Но зато богослужения Павел шумно и многолюдно посещал, показывался на них и много способствовал их великолепию.
Балдахины, хоругви, подсвечники, огромные куски воска, великолепные чаши и сосуды он рассылал костёлам.
Этим он сумел приобрести себе милость значительной части капитула и вовремя бросил ему ту мысль, что он, как никто, был создан на пастыря в это время.
Прежде чем умер ксендз Прандота, она имела время вырасти, а после его смерти приспешники Павла громко и смело начали её разглашать. Не всё, однако, духовенство попалось в расставленные силки – более суровое, более внимательное, не дало себя ни захватить, ни ослепить. Теперь вспыхнуло сильное, неумолимое сопротивление тех и разбило капитул на два лагеря.
Приятели Павла, которые сразу поверили в то, что провозгласят и победят, начинали опасаться слишком открытого сопротивления и разделения. После того первого собрания капитула ещё больше проявилось, что выбор будет нелегко осуществить.
Но привыкшего к сражениям Павла из Пжеманкова вовсе это не обескураживало, уступать не думал – скорее эта трудность его ещё подогрела.
Окружали его теперь те самые, что были преданы ему телом и душой. Все те румяные и блаженно улыбающиеся физиономии, что голосовали в капитуле за Павла, оказались вечероом в его усадьбе. Несколько землевладельцев и старшая панская служба дополняли весёлое общество.
Когда вошёл ксендз Шчепан, как всегда гордо и замашисто, глаза всех упали на него. Был это главный работник в панском винограднике.
– Ну! Отец! Что нам принёс? – воскликнул Павел весело. – Поймал ли в наш сачёк хоть одну, но добрую рыбу?
Ксендз Шчепан расставил руки…
– Я вытянул пустую сеть! – отпарировал он. – Воды обширные, рыба не ловится.
– Ну! Ну! – отрезал хозяин. – Мы найдём, может, средства её пригнать.
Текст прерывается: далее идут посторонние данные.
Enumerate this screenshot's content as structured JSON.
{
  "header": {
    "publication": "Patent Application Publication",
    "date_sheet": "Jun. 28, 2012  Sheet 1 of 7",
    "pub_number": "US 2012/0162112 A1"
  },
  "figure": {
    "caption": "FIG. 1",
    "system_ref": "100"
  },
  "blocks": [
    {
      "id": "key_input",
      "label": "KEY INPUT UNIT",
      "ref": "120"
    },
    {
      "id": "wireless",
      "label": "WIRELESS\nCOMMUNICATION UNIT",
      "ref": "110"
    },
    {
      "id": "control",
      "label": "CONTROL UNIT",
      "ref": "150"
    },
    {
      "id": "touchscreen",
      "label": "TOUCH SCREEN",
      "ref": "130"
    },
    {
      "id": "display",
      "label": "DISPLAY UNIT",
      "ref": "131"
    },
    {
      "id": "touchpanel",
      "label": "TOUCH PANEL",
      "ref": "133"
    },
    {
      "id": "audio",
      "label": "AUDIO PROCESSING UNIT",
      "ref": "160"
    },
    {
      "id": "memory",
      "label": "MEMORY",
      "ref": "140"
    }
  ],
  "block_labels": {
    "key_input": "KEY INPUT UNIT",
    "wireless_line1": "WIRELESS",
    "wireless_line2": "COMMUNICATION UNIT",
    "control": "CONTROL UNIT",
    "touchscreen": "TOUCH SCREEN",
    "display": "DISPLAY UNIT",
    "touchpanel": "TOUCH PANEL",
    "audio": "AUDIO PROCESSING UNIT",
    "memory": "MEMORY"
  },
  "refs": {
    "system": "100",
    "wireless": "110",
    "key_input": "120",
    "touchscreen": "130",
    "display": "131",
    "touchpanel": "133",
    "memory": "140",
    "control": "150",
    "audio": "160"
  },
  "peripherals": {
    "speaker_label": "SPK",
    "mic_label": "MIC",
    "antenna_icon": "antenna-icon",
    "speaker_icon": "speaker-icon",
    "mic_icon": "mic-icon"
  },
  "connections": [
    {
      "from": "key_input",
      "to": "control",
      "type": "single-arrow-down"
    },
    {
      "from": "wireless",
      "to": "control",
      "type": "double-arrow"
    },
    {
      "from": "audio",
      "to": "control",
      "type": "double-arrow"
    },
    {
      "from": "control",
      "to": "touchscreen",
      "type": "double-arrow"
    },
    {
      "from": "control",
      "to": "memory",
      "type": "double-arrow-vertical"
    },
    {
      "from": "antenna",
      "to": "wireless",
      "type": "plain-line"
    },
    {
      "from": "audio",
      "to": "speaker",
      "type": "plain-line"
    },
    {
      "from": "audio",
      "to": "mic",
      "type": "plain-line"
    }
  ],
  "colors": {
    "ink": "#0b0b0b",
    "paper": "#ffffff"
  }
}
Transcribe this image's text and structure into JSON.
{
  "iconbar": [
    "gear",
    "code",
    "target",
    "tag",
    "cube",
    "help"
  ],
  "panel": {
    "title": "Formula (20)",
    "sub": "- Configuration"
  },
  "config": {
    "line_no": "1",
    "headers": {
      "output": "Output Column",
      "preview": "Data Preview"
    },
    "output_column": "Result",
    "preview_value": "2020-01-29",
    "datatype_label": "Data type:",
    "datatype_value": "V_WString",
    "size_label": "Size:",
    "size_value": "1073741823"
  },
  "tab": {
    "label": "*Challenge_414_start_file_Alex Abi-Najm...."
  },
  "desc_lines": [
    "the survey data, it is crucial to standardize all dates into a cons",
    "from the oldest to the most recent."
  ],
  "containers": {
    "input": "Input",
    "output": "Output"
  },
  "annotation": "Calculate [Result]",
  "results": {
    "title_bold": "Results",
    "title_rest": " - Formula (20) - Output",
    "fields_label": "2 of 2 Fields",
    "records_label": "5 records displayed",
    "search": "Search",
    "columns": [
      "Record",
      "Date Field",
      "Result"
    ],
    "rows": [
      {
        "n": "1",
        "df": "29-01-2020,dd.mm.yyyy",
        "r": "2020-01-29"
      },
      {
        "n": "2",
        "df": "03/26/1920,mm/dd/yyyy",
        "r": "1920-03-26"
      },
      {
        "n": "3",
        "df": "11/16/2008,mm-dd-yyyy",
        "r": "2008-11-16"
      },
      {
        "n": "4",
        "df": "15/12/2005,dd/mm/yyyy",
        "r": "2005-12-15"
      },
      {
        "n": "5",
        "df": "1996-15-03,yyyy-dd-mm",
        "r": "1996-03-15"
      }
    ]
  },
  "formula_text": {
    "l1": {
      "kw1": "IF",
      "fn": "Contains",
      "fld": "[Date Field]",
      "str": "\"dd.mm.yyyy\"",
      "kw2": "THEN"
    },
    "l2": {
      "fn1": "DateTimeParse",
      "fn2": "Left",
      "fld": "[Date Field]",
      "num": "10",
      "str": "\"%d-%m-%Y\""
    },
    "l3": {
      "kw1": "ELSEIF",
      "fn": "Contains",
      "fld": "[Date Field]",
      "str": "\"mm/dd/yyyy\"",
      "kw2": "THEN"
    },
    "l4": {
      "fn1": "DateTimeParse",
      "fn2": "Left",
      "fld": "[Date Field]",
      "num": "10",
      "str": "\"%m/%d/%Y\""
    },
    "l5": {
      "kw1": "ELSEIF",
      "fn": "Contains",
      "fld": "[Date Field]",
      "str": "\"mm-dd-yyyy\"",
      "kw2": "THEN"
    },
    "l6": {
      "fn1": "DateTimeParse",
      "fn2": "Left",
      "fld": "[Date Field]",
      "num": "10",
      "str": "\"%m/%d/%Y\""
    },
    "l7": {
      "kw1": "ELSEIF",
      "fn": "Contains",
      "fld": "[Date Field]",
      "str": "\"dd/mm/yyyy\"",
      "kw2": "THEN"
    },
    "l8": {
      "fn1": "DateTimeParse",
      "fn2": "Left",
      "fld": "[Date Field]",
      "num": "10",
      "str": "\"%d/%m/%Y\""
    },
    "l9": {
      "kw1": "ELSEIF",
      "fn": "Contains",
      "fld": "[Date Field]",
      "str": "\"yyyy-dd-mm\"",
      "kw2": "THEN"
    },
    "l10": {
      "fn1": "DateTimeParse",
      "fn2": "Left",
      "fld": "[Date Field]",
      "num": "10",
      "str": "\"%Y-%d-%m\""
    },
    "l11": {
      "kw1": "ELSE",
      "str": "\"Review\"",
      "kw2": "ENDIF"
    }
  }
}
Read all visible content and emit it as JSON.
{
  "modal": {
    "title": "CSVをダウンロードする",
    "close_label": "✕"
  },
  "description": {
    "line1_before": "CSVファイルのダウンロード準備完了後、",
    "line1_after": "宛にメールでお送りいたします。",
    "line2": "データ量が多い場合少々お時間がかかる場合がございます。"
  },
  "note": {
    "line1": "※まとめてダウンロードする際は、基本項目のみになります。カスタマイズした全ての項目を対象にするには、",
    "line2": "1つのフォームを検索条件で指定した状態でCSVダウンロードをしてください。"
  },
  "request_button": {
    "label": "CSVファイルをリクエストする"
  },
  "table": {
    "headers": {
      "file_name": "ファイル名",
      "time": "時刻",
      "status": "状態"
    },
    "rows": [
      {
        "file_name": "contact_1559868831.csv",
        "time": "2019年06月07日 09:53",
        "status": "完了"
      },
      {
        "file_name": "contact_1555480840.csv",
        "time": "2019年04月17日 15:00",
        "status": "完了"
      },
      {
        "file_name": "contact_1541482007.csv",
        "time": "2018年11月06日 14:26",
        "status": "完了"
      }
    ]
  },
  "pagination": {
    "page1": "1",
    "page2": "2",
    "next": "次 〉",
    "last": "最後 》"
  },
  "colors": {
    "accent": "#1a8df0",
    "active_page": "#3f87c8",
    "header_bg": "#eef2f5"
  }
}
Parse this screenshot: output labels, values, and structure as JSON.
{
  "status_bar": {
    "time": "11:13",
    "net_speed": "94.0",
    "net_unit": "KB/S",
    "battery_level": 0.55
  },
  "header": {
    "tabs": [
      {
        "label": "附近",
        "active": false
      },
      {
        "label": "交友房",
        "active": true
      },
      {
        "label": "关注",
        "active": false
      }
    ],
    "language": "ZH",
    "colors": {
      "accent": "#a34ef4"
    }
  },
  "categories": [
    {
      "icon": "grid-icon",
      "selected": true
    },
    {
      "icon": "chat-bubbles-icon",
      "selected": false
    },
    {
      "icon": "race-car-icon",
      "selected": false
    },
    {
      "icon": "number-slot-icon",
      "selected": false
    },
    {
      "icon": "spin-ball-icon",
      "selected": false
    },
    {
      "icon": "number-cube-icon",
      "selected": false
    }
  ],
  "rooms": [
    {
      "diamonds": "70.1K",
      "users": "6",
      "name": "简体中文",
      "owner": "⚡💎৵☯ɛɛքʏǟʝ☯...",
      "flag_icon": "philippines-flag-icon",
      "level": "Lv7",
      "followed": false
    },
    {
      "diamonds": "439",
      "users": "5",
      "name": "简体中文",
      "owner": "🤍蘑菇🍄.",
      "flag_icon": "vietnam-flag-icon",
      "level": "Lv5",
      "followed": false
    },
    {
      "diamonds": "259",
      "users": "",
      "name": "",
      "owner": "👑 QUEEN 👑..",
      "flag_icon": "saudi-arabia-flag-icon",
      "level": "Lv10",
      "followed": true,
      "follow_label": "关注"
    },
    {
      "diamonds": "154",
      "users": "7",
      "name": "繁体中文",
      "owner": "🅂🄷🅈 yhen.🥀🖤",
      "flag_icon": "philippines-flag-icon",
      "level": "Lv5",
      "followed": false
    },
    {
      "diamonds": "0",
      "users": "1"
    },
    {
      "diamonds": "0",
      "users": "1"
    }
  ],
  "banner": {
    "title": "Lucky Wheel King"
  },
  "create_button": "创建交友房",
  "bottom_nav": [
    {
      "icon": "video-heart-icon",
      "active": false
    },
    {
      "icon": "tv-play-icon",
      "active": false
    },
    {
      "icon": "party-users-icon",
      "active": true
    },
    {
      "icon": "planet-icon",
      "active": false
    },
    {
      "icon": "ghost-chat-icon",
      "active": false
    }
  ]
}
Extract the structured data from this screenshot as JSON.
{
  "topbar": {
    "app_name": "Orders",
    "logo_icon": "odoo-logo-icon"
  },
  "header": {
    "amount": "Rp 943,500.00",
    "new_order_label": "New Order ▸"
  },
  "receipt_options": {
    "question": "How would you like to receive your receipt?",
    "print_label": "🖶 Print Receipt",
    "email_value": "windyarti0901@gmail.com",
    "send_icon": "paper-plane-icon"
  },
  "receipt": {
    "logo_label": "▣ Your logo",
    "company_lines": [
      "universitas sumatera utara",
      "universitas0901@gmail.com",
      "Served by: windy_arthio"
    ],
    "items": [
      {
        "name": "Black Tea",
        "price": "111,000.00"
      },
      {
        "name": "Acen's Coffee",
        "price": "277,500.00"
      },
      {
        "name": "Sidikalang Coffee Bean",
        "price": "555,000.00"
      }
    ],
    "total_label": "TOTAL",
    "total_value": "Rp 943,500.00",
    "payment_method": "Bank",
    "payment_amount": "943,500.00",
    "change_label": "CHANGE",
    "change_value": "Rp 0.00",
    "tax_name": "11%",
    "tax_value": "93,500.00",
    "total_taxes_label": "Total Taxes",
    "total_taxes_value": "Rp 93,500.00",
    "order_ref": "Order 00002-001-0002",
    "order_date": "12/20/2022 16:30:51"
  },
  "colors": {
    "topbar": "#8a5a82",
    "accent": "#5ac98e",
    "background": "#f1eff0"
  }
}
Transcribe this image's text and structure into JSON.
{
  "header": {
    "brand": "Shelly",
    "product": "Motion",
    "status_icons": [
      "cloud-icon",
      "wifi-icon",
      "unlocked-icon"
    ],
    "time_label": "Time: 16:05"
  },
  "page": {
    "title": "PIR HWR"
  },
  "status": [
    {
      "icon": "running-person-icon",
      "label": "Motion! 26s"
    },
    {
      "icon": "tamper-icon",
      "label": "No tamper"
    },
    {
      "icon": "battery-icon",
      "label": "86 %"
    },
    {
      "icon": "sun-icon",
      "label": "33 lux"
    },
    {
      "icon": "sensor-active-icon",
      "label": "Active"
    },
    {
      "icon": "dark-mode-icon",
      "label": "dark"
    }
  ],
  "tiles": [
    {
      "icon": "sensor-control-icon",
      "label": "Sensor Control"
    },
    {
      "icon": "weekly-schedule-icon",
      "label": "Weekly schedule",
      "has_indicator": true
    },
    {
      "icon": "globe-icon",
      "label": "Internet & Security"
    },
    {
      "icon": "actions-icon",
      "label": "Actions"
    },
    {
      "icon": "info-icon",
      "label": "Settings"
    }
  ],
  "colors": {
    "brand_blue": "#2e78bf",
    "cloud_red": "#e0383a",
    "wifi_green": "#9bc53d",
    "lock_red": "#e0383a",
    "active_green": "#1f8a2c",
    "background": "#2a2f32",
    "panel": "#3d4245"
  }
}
Сказав это, он, хоть нахмурил лицо, бойко ударил по бокам.
Все на него смотрели, а когда он повёл по ним взором, нашёл на лицах друзей некоторое недоверие.
– Очень усердно посчитав голоса, – отозвался ксендз Шчепан, – у нас не будем желаемого большинства. Умы возмущены, никто не отступит. Трудное дело.
Павел, подбоченившись, прошёл пару раз по помещению.
На нём не было видно ни малейшего сомнения. Лицо немного больше сморщилось от мысли, чем от заботы. Он не потерял присутствия духа.
Потом он кивнул ксендзу Шчепану, его и несколько избранных духовных лиц выводя в боковую комнату.
Для будущего епископа эта комната была довольно странно убранна.
Действительно, на столе лежала одна большая книга и несколько поменьше, стояло распятие – но на стенах торчали оленьи рога, а на них висели трубки, колчаны, охотничьи копья и мечи. Недалеко от Библии с нарисованными картинками был забыт недопитый кубок и платок, обшитый узорами, точно женский.
– Нельзя дойти простой дорогой, – произнёс Павел, собирая вокруг себя духовных лиц, – но нужно искать объездных путей. И на охоте зверя зачастую нужно окружать сбоку!
Что предпринять? Пусть капитул разорвётся! Пусть разойдётся! Пусть открыто выступят те, кто против меня.
– А что из того? – спросил ксендз Шчепан.
– Послушайте-ка, – холодно начал Павел. – Вы, ксендз Шчепан и ксендз Вышон, должны меня предать и дать себя обратить. Да! Горлопаньте против меня! Прошу! И горячо! И без меры! Говорите, что такой и сякой, без чести и веры! Не щадите! Найдёте, чем мне бросить в глаза!
Сказав это, он пренебрежительно усмехнулся и продолжал дальше:
– Когда выбор станет невозможным, дойдёт до назначения арбитров, потому что иного способа нет. Вы в капитуле имеете вес и авторитет, должны сделать так, чтобы в награду за педательство меня – выбрали вас. Остальное говорить вам не нужно!
Этот план, так смело очерченный, всех сильно удивил.
Ксендз Шчепан даже долго молчал.
– Захотят ли нам поверить, когда против вас повернём? – проговорил он.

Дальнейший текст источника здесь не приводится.